Economista Johanna Chua diz que país asiático dobrou a aposta na política industrial, tornando menos interessante a debandada de empresas; sobre os EUA, ela afirma que cortes de juros deve diminuir pressão sobre os emergentes

Foto do author Eduardo Laguna
Foto: Divulgação/Citi
Entrevista comJohanna ChuaEconomista-chefe de mercados emergentes do Citi

O deslocamento de empresas da China para outros países não é um movimento tão transformador como se poderia esperar, avalia a economista-chefe de mercados emergentes do Citi, Johanna Chua. Para ela, a política agressiva de apoio à indústria diminuiu o custo de produção na China, tornando menos interessante, do ponto de vista econômico, a debandada em direção a economias mais próximas ou de relações diplomáticas estáveis com as nações mais industrializadas do Ocidente, movimentos conhecidos, respectivamente, como nearshoring e friendshoring.

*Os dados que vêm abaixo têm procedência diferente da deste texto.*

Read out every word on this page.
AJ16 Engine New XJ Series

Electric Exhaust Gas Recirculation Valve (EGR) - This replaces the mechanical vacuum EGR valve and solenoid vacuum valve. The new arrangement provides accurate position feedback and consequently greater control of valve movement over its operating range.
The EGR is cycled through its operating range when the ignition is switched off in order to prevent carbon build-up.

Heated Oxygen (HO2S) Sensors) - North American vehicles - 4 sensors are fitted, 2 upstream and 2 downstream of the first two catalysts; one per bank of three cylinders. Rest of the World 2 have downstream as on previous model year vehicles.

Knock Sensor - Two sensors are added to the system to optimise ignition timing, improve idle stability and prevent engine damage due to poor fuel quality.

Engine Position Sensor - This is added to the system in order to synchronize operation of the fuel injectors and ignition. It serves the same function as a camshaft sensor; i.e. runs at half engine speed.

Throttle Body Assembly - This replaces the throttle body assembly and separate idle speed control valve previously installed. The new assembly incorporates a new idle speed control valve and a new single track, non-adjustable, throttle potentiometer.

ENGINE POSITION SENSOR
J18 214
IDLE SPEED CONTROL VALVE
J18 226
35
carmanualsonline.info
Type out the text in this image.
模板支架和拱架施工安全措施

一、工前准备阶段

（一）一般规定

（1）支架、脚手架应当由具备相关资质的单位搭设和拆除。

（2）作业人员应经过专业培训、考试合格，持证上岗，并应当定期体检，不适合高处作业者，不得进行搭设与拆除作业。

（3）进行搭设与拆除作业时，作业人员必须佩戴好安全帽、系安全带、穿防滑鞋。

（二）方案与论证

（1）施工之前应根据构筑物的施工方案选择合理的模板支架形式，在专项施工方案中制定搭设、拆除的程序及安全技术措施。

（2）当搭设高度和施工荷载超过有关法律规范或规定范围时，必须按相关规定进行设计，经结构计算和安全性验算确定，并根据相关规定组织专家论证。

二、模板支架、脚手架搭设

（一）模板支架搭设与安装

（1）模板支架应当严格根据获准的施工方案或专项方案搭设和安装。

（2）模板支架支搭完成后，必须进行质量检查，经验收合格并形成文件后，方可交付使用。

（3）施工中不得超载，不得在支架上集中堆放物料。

Em passagem por São Paulo para participar da conferência anual do Citi com clientes no Brasil, Johanna avaliou em entrevista exclusiva ao Estadão/Broadcast que a reação da China frente à reorganização das cadeias de produção foi subestimada. “O erro que muitas pessoas cometeram foi pensar que a China não faria nada.”

A economista fez ainda comentários sobre o novo modelo de crescimento chinês, que, baseado na oferta e nas exportações, levou a uma enxurrada de produtos da China pelo mundo, sendo assim menos amigável às demais economias. Apesar disso, ela acredita que a estratégia da China é ganhar tempo até a recuperação do setor imobiliário.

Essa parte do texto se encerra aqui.